Speaking at the Association for a Better New York breakfast today in Midtown, O’Neill—who recently became the city’s top cop and has touted his “neighborhood policing” approach as the way forward—said the campaign seeks to get every New Yorker to believe that the entire city can be safe. The campaign is sponsored by the New York City Police Foundation and ABNY, a coalition of private interests.
“The goal of the campaign is to get every New Yorker to believe we can make our city safe in every single neighborhood of the city,” O’Neill said. “It’s within reach, it’s doable. But it depends on everyone doing what they need to do. Cops and community must work in tandem with our partners at the city, state and federal levels.”
According to O’Neill, the campaign will enlist the business community, grassroots community groups, clergy, academia, the criminal justice system and various nonprofits and government agencies to work with the Police Department.
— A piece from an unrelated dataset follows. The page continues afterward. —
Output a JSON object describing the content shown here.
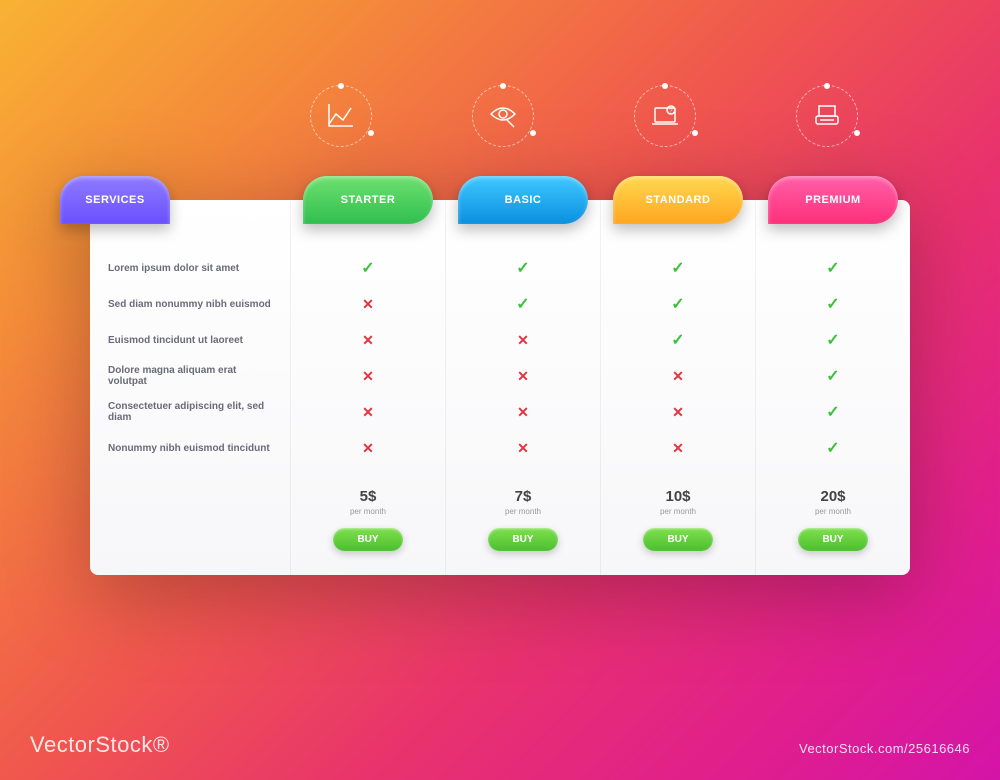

He also said the campaign will employ elements of traditional and cutting-edge marketing technologies to deliver “a movement that forges true relationships and delivers what is now possible in New York.”
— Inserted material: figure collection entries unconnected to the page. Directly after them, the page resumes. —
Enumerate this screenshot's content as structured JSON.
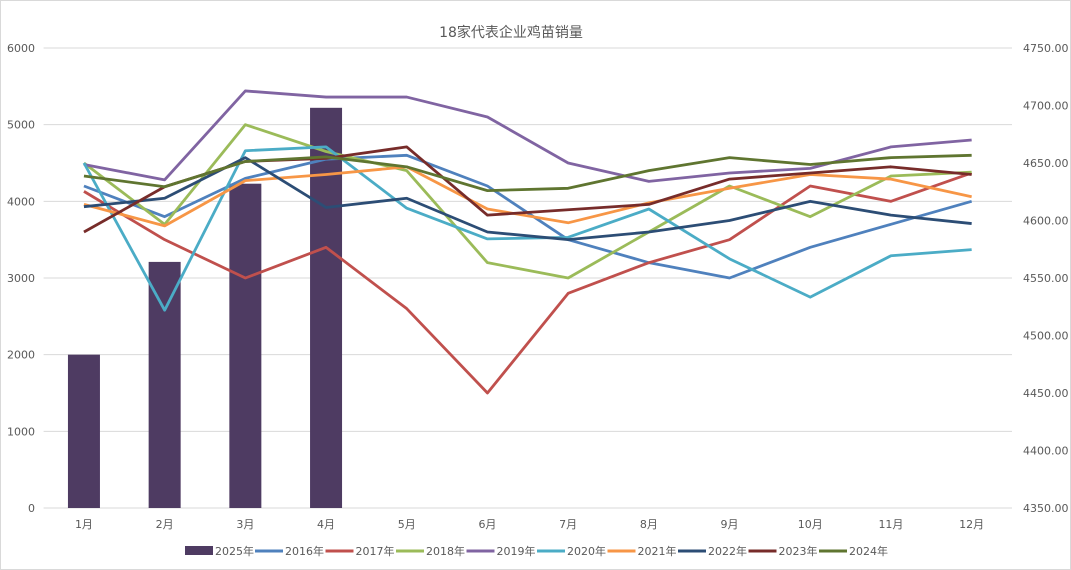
{
  "chart_data": {
    "type": "bar+line",
    "title": "18家代表企业鸡苗销量",
    "categories": [
      "1月",
      "2月",
      "3月",
      "4月",
      "5月",
      "6月",
      "7月",
      "8月",
      "9月",
      "10月",
      "11月",
      "12月"
    ],
    "ylim": [
      0,
      6000
    ],
    "yticks": [
      0,
      1000,
      2000,
      3000,
      4000,
      5000,
      6000
    ],
    "y2lim": [
      4350,
      4750
    ],
    "y2ticks": [
      "4350.00",
      "4400.00",
      "4450.00",
      "4500.00",
      "4550.00",
      "4600.00",
      "4650.00",
      "4700.00",
      "4750.00"
    ],
    "grid": true,
    "legend": "bottom",
    "bars": {
      "name": "2025年",
      "color": "#4e3b62",
      "values": [
        2000,
        3210,
        4230,
        5220
      ]
    },
    "series": [
      {
        "name": "2016年",
        "color": "#4f81bd",
        "values": [
          4200,
          3800,
          4300,
          4550,
          4600,
          4200,
          3500,
          3200,
          3000,
          3400,
          3700,
          4000
        ]
      },
      {
        "name": "2017年",
        "color": "#c0504d",
        "values": [
          4130,
          3500,
          3000,
          3400,
          2600,
          1500,
          2800,
          3200,
          3500,
          4200,
          4000,
          4370
        ]
      },
      {
        "name": "2018年",
        "color": "#9bbb59",
        "values": [
          4500,
          3700,
          5000,
          4650,
          4400,
          3200,
          3000,
          3600,
          4200,
          3800,
          4330,
          4380
        ]
      },
      {
        "name": "2019年",
        "color": "#8064a2",
        "values": [
          4480,
          4280,
          5440,
          5360,
          5360,
          5100,
          4500,
          4260,
          4370,
          4430,
          4710,
          4800
        ]
      },
      {
        "name": "2020年",
        "color": "#4bacc6",
        "values": [
          4500,
          2580,
          4660,
          4710,
          3910,
          3510,
          3530,
          3900,
          3250,
          2750,
          3290,
          3370
        ]
      },
      {
        "name": "2021年",
        "color": "#f79646",
        "values": [
          3960,
          3680,
          4270,
          4350,
          4450,
          3900,
          3720,
          3980,
          4170,
          4350,
          4290,
          4060
        ]
      },
      {
        "name": "2022年",
        "color": "#2c4d75",
        "values": [
          3930,
          4040,
          4570,
          3920,
          4040,
          3600,
          3500,
          3600,
          3750,
          4000,
          3820,
          3710
        ]
      },
      {
        "name": "2023年",
        "color": "#772c2a",
        "values": [
          3600,
          4190,
          4520,
          4560,
          4710,
          3820,
          3890,
          3960,
          4290,
          4370,
          4450,
          4350
        ]
      },
      {
        "name": "2024年",
        "color": "#5f7530",
        "values": [
          4330,
          4190,
          4520,
          4580,
          4450,
          4140,
          4170,
          4400,
          4570,
          4480,
          4570,
          4600
        ]
      }
    ]
  }
}
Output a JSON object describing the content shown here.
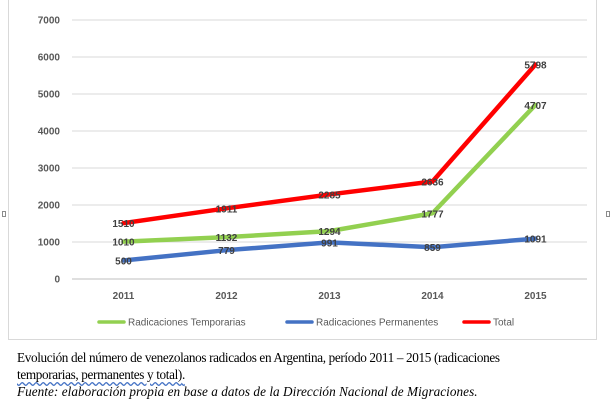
{
  "chart_data": {
    "type": "line",
    "categories": [
      "2011",
      "2012",
      "2013",
      "2014",
      "2015"
    ],
    "ylim": [
      0,
      7000
    ],
    "yticks": [
      "0",
      "1000",
      "2000",
      "3000",
      "4000",
      "5000",
      "6000",
      "7000"
    ],
    "grid": true,
    "legend_position": "bottom",
    "series": [
      {
        "name": "Radicaciones Temporarias",
        "color": "#92d050",
        "values": [
          1010,
          1132,
          1294,
          1777,
          4707
        ],
        "labels": [
          "1010",
          "1132",
          "1294",
          "1777",
          "4707"
        ]
      },
      {
        "name": "Radicaciones Permanentes",
        "color": "#4472c4",
        "values": [
          500,
          779,
          991,
          859,
          1091
        ],
        "labels": [
          "500",
          "779",
          "991",
          "859",
          "1091"
        ]
      },
      {
        "name": "Total",
        "color": "#ff0000",
        "values": [
          1510,
          1911,
          2285,
          2636,
          5798
        ],
        "labels": [
          "1510",
          "1911",
          "2285",
          "2636",
          "5798"
        ]
      }
    ]
  },
  "caption": {
    "line1": "Evolución del número de venezolanos radicados en Argentina, período 2011 – 2015 (radicaciones",
    "line2": "temporarias, permanentes y total)",
    "line2_tail": ".",
    "source": "Fuente: elaboración propia en base a datos de la Dirección Nacional de Migraciones."
  }
}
The commissioner added that they are all also calling on New Yorkers to report crimes that have occurred, be willing to talk to district attorneys and follow through by testifying in court.
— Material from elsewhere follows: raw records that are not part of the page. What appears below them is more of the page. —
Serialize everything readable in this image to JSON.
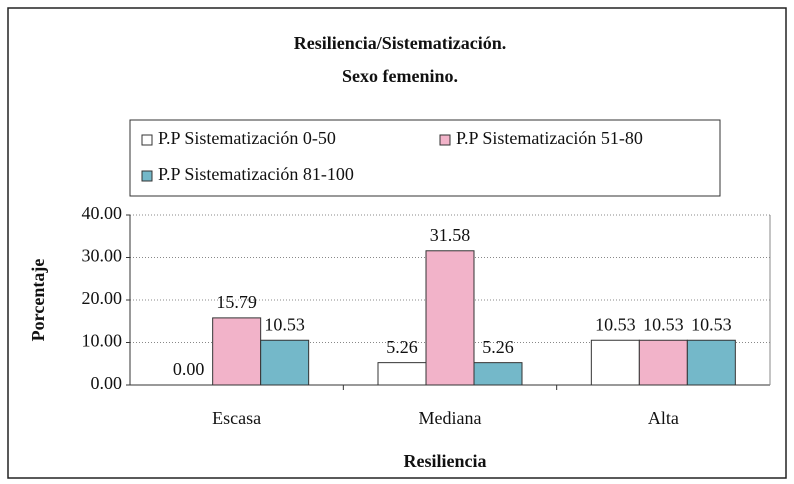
{
  "chart_data": {
    "type": "bar",
    "title": "Resiliencia/Sistematización.",
    "subtitle": "Sexo femenino.",
    "x_label": "Resiliencia",
    "y_label": "Porcentaje",
    "categories": [
      "Escasa",
      "Mediana",
      "Alta"
    ],
    "series": [
      {
        "name": "P.P Sistematización 0-50",
        "color": "#ffffff",
        "values": [
          0,
          5.26,
          10.53
        ],
        "value_labels": [
          "0.00",
          "5.26",
          "10.53"
        ]
      },
      {
        "name": "P.P Sistematización 51-80",
        "color": "#f2b3c9",
        "values": [
          15.79,
          31.58,
          10.53
        ],
        "value_labels": [
          "15.79",
          "31.58",
          "10.53"
        ]
      },
      {
        "name": "P.P Sistematización 81-100",
        "color": "#74b8c9",
        "values": [
          10.53,
          5.26,
          10.53
        ],
        "value_labels": [
          "10.53",
          "5.26",
          "10.53"
        ]
      }
    ],
    "ylim": [
      0,
      40
    ],
    "yticks": [
      {
        "value": 0,
        "label": "0.00"
      },
      {
        "value": 10,
        "label": "10.00"
      },
      {
        "value": 20,
        "label": "20.00"
      },
      {
        "value": 30,
        "label": "30.00"
      },
      {
        "value": 40,
        "label": "40.00"
      }
    ],
    "grid": true,
    "legend": "top"
  }
}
Evoking the yet-to-be-solved murder of Jessica White, a Bronx mother of three fatally shot in a park in June and Kitty Genovese, who was murdered on her street in Kew Gardens in 1964, O’Neill also stressed the need to make the process of participating in the city’s criminal justice system as a victim or as a witnesses “safe and less burdensome.”
“This is all to prevent someone else like Jessica White or Kitty Genovese from becoming a victim, too,” O’Neill added.
O’Neill said the public will be getting the phone numbers and email addresses of the neighborhood coordination officers in just a couple of weeks.
When a reporter asked O’Neill following the NYPD’s swearing-in ceremony at the Police Academy in College Point whether he will distribute the contact information or if people will have to look it up on the Internet and whether he is worried about the NCOs getting inundated with calls, O’Neill brushed off the concerns.
“I’m not worried about it. It’s our neighborhood coordination officers are the ones that give out their email addresses and phone numbers. So it’s all the communities they’ll be going to. They’re giving them out gradually. They’re not giving them out to obviously 8.5 million people.”
He also noted that neighborhood policing—officers meeting and working with community residents—has already been implemented in more than half of the NYPD’s precincts and commands. And he said the NYPD’s focus on precision policing, which entails the targeted enforcement of gangs, crews, drug dealers and those who steal identities and manufacture and sell fake credit cards.
“People know that it’s only a small percentage of the population commits most of the violent crime, and that’s the group we’re concentrating on with laser and violent precision policing,” O’Neill said.